RealClearPolicy Newsletters: Original Articles

A Majority in Name Only

A Majority in Name Only
AP Photo/J. Scott Applewhite

Dear Reader —

It’s no secret that Congress is unpopular. With an approval rating hovering around 14 percent, the Constitution’s First Branch is stubbornly dysfunctional, with a Republican majority unable to deliver on its myriad — if sometimes outsized — promises to its constituents. Whatever the cause, it’s not just ordinary voters who are unhappy; Republican donors are reportedly closing their wallets out of frustration, especially after the GOP’s failure to repeal Obamacare.

Mr. Trump’s 39 percent approval rating, however unimpressive, is far higher than Congress’s — something that may have factored into the president’s controversial decision to “pivot” last month. Unable to effectuate significant policy through the legislature, the White House seems to have decided it need not cast its congressional lot with GOP leadership. 
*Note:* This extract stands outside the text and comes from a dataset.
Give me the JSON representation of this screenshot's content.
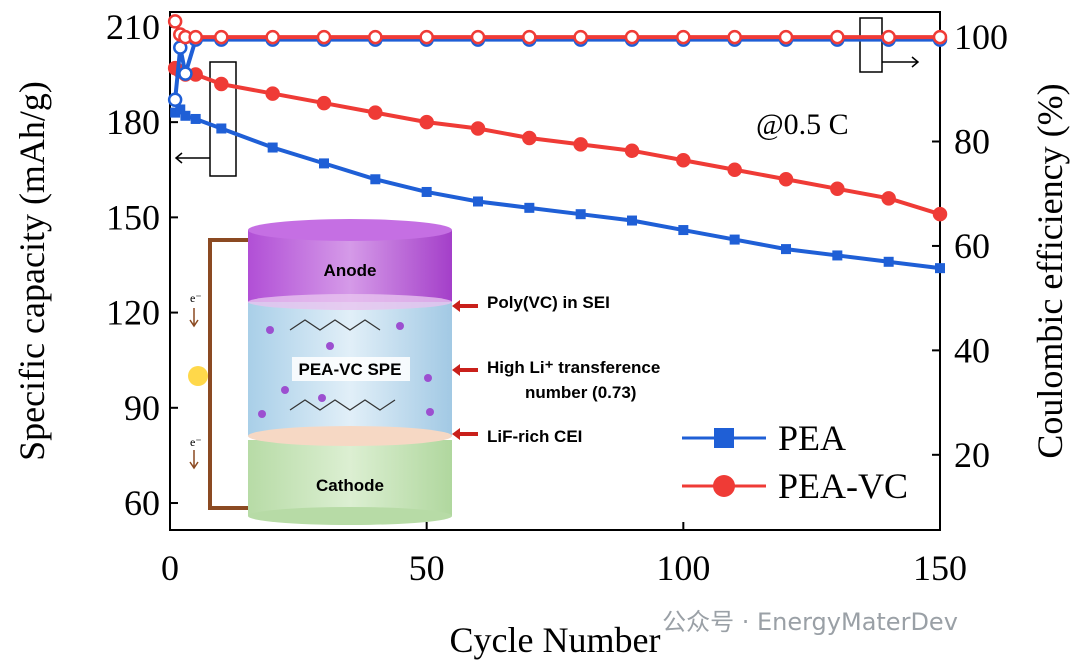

Independent of the policy merits, tax reform thus remains imperative for congressional Republicans, politically speaking. This is all the more so given that President Trump has signaled a willingness to reach across the aisle, if need be. If they fail again, political energy and money could be redirected elsewhere, perhaps toward the Bannon wing. In that case, the party of Paul Ryan and Mitch McConnell may find itself with a majority in name only.

What happens then — whether the GOP “breaks apart” or simply transforms further — may ultimately depend on the outcome of 2018. One wonders how the so-called establishment could have ever believed it would wag the dog after November 2016.

These are some of the many issues taken up at RealClearPolicy over the past week. Below you will find just a few highlights.

— M. Anthony Mills, editor | RealClearPolicy


The Costly Incentive of Sanders’ Medicare-for-All Bill. In our own pages, Jack Hipkins argues that despite its appealing tagline, universal health care doesn’t measure up to economic reality.

Will the Republican Party Break Apart? Washington Monthly’s Martin Longman considers whether Trump’s rise combined with congressional dysfunction will produce a schism within the GOP.

In Push to Reshape Medicaid, States Must Put Patients First. Also in our pages, four Consumers for Quality Care board members urge Massachusetts’ governor to protect Medicaid beneficiaries as he requests federal waivers for the program. 

I Used to Think Gun Control Was the Answer. In The Washington Post, Leah Libresco spotlights data that suggest gun-control policies are ineffective.

The Children in Puerto Rico Need Our Help. In RealClearPolicy, Cristina Novoa contends that a refusal to help the young impacted by the storms “is not only cruel, but unpatriotic.”

Educators, Take Note: Generation Z Cares About Big Questions. In RealClearEducation, I consider the declining value placed on the liberal arts.

To Curb Illegal Immigration, Promote Economic Stability. Also in RealClearPolicy, Andrew Langer makes a case for lending economic support to Central American countries such as Guatemala.

Lowering Hepatitis C Treatment Prices. In RealClearHealth, Thomas Hemphill calls for accelerating the FDA review process and bolstering market competition.

Congress, Pass the Pain-Capable Unborn Child Protection Act. In our own pages, Maureen Ferguson applauds a new GOP bill that would ban abortions after 20 weeks of pregnancy.

The Time to Pass the Dream Act Is Now. Also in our pages, Jaime Rangel urges Congress to make protections for “Dreamers” permanent.